Since the trade war between the United States and China, many circles have speculated whether this will lead to serious economic and geopolitical instability. But for a particular industry, the impact of tariffs depends on the Microeconomics of their products: the impact of rising prices on demand? Is there a ready substitute? How much extra capacity is there in the world? How long is the cycle of new manufacturing and operation?
Daniel Rosen (Daniel Rosen), a partner at Rhodium Group, an economic research company, said: "every product and each supply chain has different effects. No one can honestly assert that the overall impact of Sino US trade war is at hand. (if anyone says he can), he may also predict the weather of a certain Tuesday afternoon next year.
This spring, the United States will levy the first tariff, and the 1102 commodities involved will eventually be a few joys and worries. In order to understand the development of the situation, we can study the different trade patterns of these commodities, the parts of the thousands of letters of opinion submitted by companies and industry groups to the US trade representatives. Executives and other experts have their own views on whether the supply chain will reorient and the price of specific products will change.
The lesson we have learned is that we should be skeptical of the recent prediction that the main industries will be overturned. At least for now, companies can choose to avoid some of the most serious risks.
But the longer the trade dispute lasts, the more kinds of products will be spread. The bigger the differences between the United States and China and the rest of the world, the more problems the United States needs to worry about. In the face of trade wars without definite goals and uncertain terms, the company's current expediency strategy may not be successful.
LED: the gap industry that other countries can fill
China is the second largest economy in the world, and also the main supplier of US retailers. In addition to China, some commodities have a large number of suppliers worldwide, and these commodities have become the first round of tariffs imposed by the Trump administration.
The Pedersen Institute For International Economics (Peterson) has made a new analysis of the government's published data - a trade war involving the source of the product. The results show that half of the products imported from China are less than 10% of the products affected by trade war waves and the other products from China, and some of the other products imported from China have a large proportion. Therefore, the share of China's market share is 23% by the weighted average method. In short, China does not have an absolute monopoly in the industries where tariffs are added, or even the share is not high.
Install new LED street lamp.Rebecca Cook / Reuters in Detroit
Take LED as an example, this small element used for LED bulb luminous parts has a wide range of applications. Last year, the United States imported $637 million worth of LED from China, which is higher than that of the United States from any other country. But that does not mean that China is the only supplier: the total value of LED imported from Japan and Malaysia to the United States has reached 593 million dollars.

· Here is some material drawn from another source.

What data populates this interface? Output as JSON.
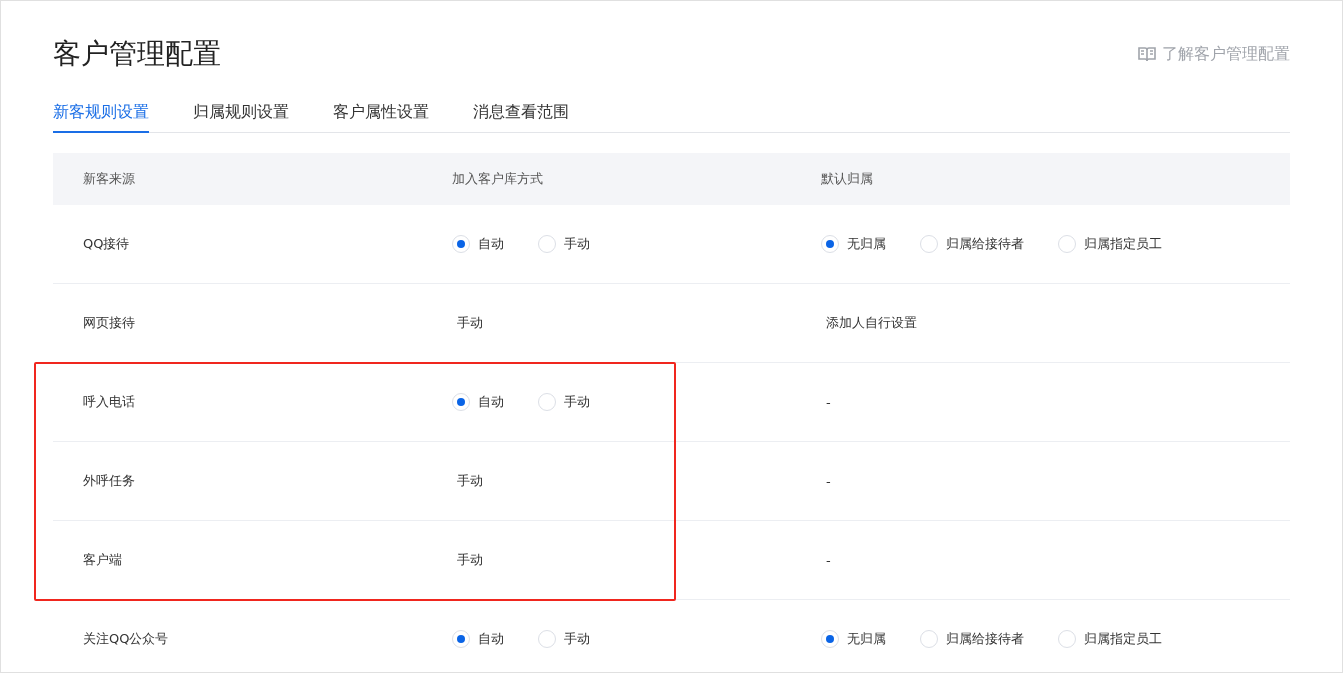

Therefore, China is not the only option for US companies importing diodes to assemble solar street lamps. The question is whether other countries that are not subject to 25% tariffs will be able to meet this demand in the face of the surge in potential demand.
The LED industry in Malaysia has seen a glimmer of opportunity.
A 40 minute drive from Kuala Lumpur, capital of Malaysia, has a company called OverSea Lighting And Electric. Daniel von (Daniel Fong), senior manager of the company, said: "if this trade war is going to continue to move towards tariffs, we will benefit from it. The US market is cutting off all ties with China. From this point of view, the export of products made in Malaysia to the United States will bring us more business opportunities. "
Jamie Fox (Jamie Fox), an analyst at IHS Markit lighting accessories, said Malaysia's lighting industry has been difficult to enter the U.S. market, partly due to China's preferential subsidies to local LED companies. A key device needed to make a diode is sold for up to $2 million, but thanks to China's local subsidies, Chinese companies need only half the price to buy such a device, which makes the competitive enterprises outside China at a price disadvantage.
If tariffs reduce the competitiveness of Chinese exporters, the scales may be tilted. John Sii (John See), the chief executive of QAV technology, said that if there was a demand, his company's two LED factories in Penang could rapidly increase production by 300% to 400%. He hinted that Malaysia would not be relegated to China after its trade with the United States.
For American importers, it is very easy to use the LED produced by other countries instead of China's imported LED products because these components are relatively standard parts. The main problem is price and availability.
However, some other Chinese products affected by tariffs may not be able to find substitutes easily.